A Europa paga em libras de carne humana o ajuste de
competitividade entre economias pobres e ricas cobrado pelo esgotamento do
ciclo de crédito barato e irresponsável.
A paridade intocável do euro revela-se assim o pelourinho de
uma unificação subordinada aos desígnios dos mercados --e sobretudo da
exportação e da finança germânica Em respeito a esse 'senhor' --e a sua
senhora, Angela Merkel-- aciona-se o triturador de uma austeridade que reduz
humanos a coisas, atribuindo-se às coisas a deferência que caberia aos humanos.
Saldo da reciclagem até o momento: mais de 19 milhões de
desempregados na zona do euro; 119,6 milhões de pessoas -24,2% da população- no
limiar da pobreza em toda a Europa; US$ 1,3 trilhão entregues aos bancos
europeus para salvá-los deles mesmos, depois de se esponjarem em estripulias
tóxicas e ativos podres.
O custo humano da
inversão de papéis não sensibiliza a mídia conservadora.

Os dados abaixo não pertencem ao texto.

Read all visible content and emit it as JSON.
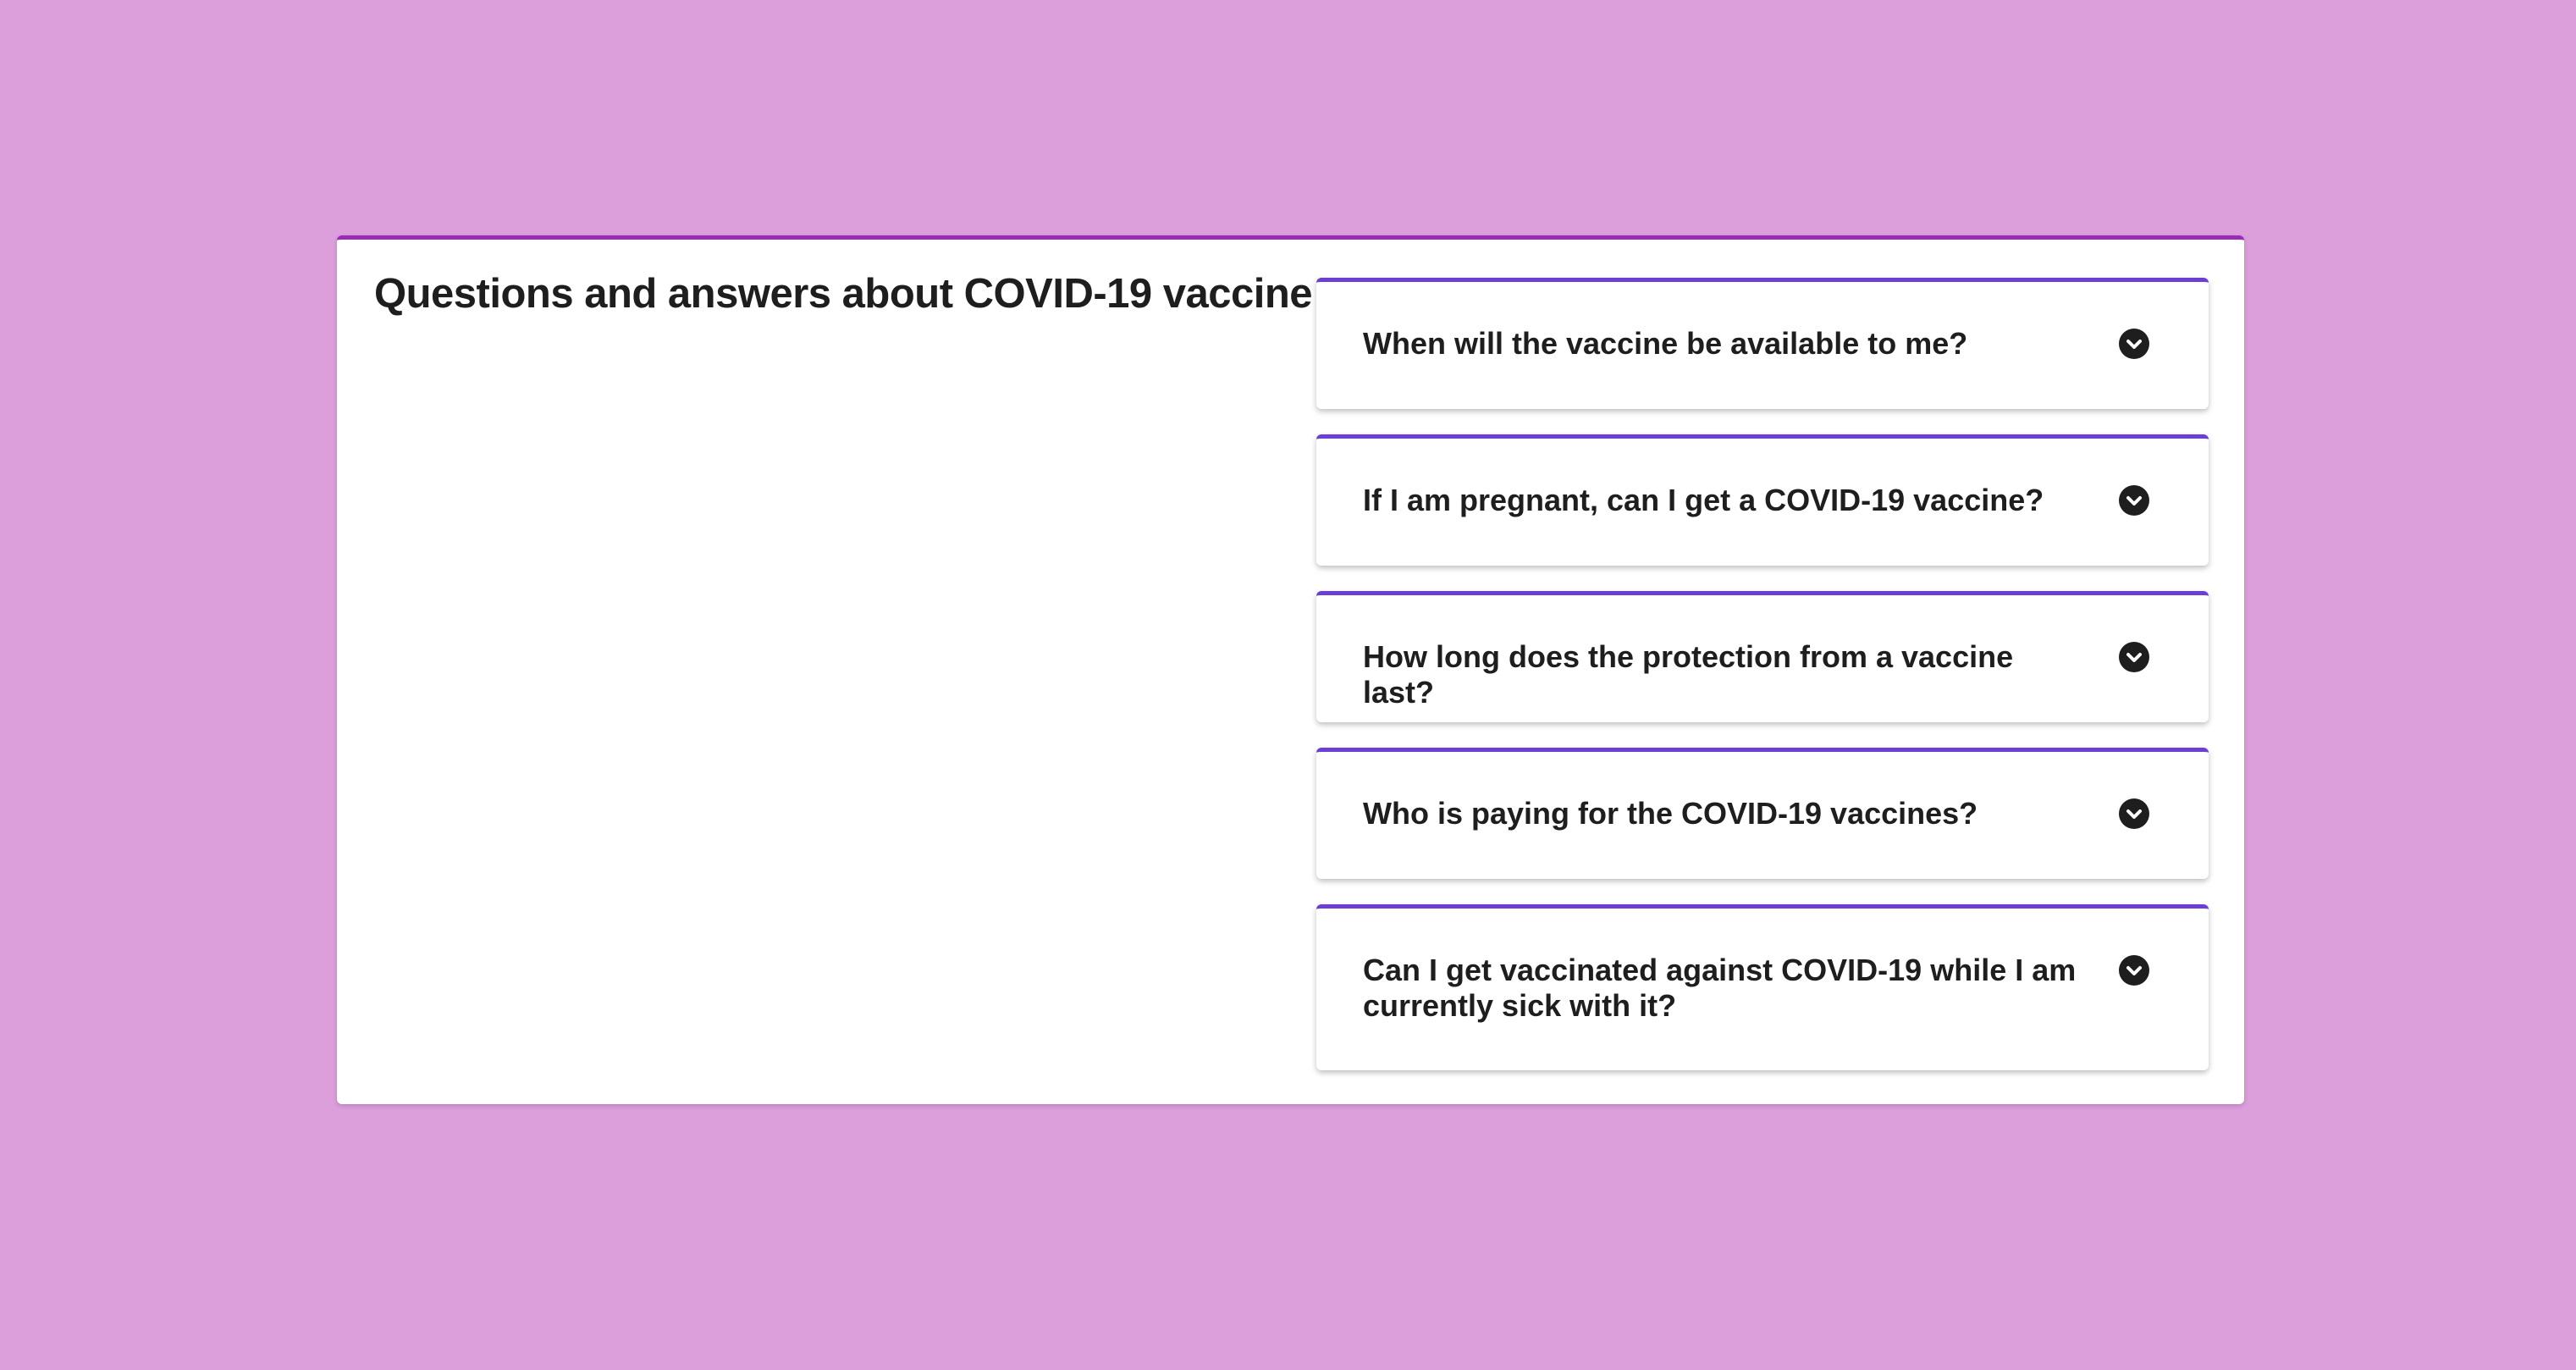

Ela continua a rezar pela cartilha da autossuficiência dos
mercados, mesmo depois de desautorizada nos seus próprios termos por cifras
épicas como essas.
Para a lógica editorial predominante, vivemos sob a
irrelevância das evidências. A narrativa hegemônica, ressalvadas as exceções de
analistas honestos, não cede.
No Brasil criou-se uma fronteira sanitária esquizofrênica. O
noticiário internacional da crise não dialoga com a pauta local que ainda não
virou o calendário anterior a 2008. O empenho em desqualificar o ativismo
estatal dos governos petistas continua intacto, auxiliado pelo radicalismo
golpista das editorias de política.
Hoje, a ênfase editorial, já colada à campanha tucana de
2014, consiste em provar a ineficácia das medidas contracíclicas que
redefiniram o tônus da política econômica herdada do ciclo tucano neoliberal.
Incluem-se no alvo, naturalmente, a derrubada dos juros
--ainda altos para o padrão internacional, mas no menor nível da história; a
intervenção estatal indireta na banca, induzindo-a a cortar spreads pela
concorrência agressiva das instituições públicas; as desonerações e subsídios
ao setor produtivo, da ordem de R$ 45 bi (1% do PIB); a persistência de
incentivos ao investimento, ao crédito e à construção civil e, mais
recentemente, uma turquesa nos lucros indevidos das concessionárias de energia
elétrica --impondo-lhes um desconto tarifário proporcional ao valor das
amortizações consolidadas.
Três estados da federação sabotaram a medida
reivindicada,entre outros, por associações industriais, como a Fiesp, de São
Paulo. Os três estão sob o comando de governadores do PSDB.
Palavras de um deles que ilustra a mórbida reafirmação de um
passado posto em xeque pela crise, cuja reiteração conservadora sonega o
direito ao futuro aqui e alhures:
"A presidenta Dilma Roussef está fazendo uma profunda
intervenção no setor elétrico a pretexto de reduzir a conta de luz".
A sentença condenatório dá pistas da sofisticação intelectual
e do arrojado arcabouço político do novo delfim a suceder Serra na preferência
conservadora à presidência da República em 2014, Aécio Neves.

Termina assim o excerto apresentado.